Seit ihrem Amtsantritt 2019 arbeitet Kommissionspräsidentin Ursula von der Leyen auf allen Ebenen daran, die EU-Militärunion umzurüsten, um weiterhin mit am Tisch zu sitzen, wenn der Kuchen, also die Welt, neu aufgeteilt wird. Neu ist der Kerngedanke des Mitte der Woche vorgelegten »Weißbuch Verteidigung« der EU also nicht. Es formuliert nur viel offener den Machtkampf aller Großmächte. Ja, es ist ein Vorbote der steigenden Kriegsbereitschaft.

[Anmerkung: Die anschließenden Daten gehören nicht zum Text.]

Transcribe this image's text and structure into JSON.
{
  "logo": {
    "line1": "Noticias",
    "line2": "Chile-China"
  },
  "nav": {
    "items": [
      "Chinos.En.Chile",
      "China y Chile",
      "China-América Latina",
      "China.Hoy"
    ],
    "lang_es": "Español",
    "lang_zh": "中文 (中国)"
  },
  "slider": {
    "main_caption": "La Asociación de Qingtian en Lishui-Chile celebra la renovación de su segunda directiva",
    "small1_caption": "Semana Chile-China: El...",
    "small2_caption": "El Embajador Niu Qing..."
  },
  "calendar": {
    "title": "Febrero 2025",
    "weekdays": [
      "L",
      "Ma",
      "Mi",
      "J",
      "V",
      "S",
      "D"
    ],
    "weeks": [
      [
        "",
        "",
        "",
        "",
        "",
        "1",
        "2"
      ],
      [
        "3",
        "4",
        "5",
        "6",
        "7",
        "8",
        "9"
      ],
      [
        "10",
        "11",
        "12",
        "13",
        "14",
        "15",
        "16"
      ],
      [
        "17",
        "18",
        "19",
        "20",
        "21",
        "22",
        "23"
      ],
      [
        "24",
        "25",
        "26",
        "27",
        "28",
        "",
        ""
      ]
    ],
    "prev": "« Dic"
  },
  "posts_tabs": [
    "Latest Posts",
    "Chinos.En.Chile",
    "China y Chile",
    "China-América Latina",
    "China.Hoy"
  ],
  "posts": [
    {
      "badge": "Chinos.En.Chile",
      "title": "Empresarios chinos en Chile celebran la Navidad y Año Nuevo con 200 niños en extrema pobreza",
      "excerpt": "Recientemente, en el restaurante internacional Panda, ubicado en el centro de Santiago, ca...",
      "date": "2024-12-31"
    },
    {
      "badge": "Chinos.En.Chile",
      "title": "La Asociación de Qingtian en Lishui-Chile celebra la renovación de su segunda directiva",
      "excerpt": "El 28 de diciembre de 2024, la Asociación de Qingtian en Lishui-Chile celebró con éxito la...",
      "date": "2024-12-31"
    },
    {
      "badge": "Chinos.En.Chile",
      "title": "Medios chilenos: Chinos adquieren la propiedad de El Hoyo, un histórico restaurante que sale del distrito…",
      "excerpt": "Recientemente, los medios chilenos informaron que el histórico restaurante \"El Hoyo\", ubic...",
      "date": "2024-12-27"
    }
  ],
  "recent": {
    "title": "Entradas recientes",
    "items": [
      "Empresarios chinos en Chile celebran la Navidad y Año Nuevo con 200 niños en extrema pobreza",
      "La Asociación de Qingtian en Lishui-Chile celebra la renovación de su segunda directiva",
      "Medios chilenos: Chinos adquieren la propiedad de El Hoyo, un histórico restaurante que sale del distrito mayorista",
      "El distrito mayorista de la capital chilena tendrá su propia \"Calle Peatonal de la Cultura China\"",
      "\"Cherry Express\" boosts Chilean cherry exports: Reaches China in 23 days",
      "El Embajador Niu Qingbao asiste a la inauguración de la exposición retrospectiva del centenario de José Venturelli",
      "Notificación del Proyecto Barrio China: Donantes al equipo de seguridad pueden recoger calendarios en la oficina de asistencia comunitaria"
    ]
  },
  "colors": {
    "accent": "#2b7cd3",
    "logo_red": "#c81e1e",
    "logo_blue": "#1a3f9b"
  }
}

Das »Weißbuch« zeigt dabei hauptsächlich auf Russland, aber es geht ebenso um China und die USA. Denn das sind die Großmächte, mit denen die EU um Märkte und Ressourcen der Zukunft streiten muss und gegenüber denen sie ihre robusten militärischen Fähigkeiten unter Beweis stellen möchte. Denn die militärischen Kapazitäten der EU-Staaten sind denen Russlands – mit Ausnahme der Nuklearkapazitäten – längst um ein Vielfaches überlegen und würden allein keine solchen Hochrüstungen rechtfertigen.

Über die Steigerung der heimischen Waffenproduktion und die gezielte Bündelung europäischer Rüstungsaufträge soll nun eine kritische Größe erreicht werden, um auch mit US-Konzernen konkurrieren zu können. Nicht nur bei der eigenen Aufrüstung, sondern auch auf den weltweiten Exportmärkten. Die aktive Industriepolitik der EU besteht schon seit geraumer Zeit darin, als verlängerter Arm der Waffenindustrie zu dienen, während eine Industriepolitik, die Rechte der Beschäftigten und ihre Arbeitsplätze schützt, vergeblich zu suchen ist.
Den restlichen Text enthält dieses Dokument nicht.